Orthogonality relations for the Laurent polynomials are established.

The Laurent polynomials are shown to relate to nonsymmetric Askey-Wilson polynomials.

The module structure of the graph's characteristic vectors under $$-Hecke algebra is characterized.

Abstract

In his famous theorem (1982), Douglas Leonard characterized the $q$-Racah polynomials and their relatives in the Askey scheme from the duality property of $Q$-polynomial distance-regular graphs.
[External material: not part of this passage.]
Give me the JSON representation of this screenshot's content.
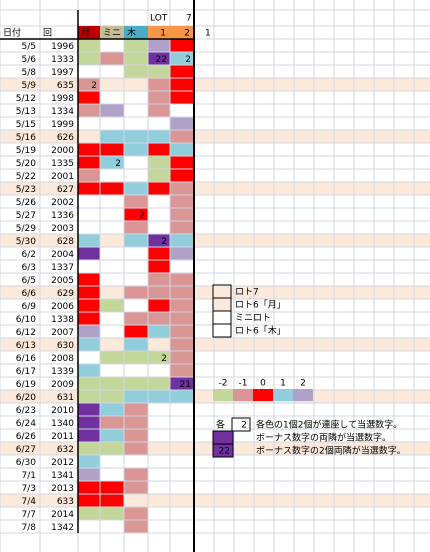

In this paper we consider a nonsymmetric (or Laurent) version of the $q$-Racah polynomials in the above situation. Let $\Gamma$ denote a $Q$-polynomial distance-regular graph that contains a Delsarte clique $C$. Assume that $\Gamma$ has $q$-Racah type. Fix a vertex $x \in C$. We partition the vertex set of $\Gamma$ according to the path-length distance to both $x$ and $C$. The linear span of the characteristic vectors corresponding to the cells in this partition has an irreducible module structure for the universal double affine Hecke algebra $\hat{H}_q$ of type $(C^{\vee}_1, C_1)$. From this module, we naturally obtain a finite sequence of orthogonal Laurent polynomials. We prove the orthogonality relations for these polynomials, using the $\hat{H}_q$-module and the theory of Leonard systems. Changing $\hat{H}_q$ by $\hat{H}_{q^{-1}}$ we show how our Laurent polynomials are related to the nonsymmetric Askey-Wilson polynomials, and therefore how our Laurent polynomials can be viewed as nonsymmetric $q$-Racah polynomials.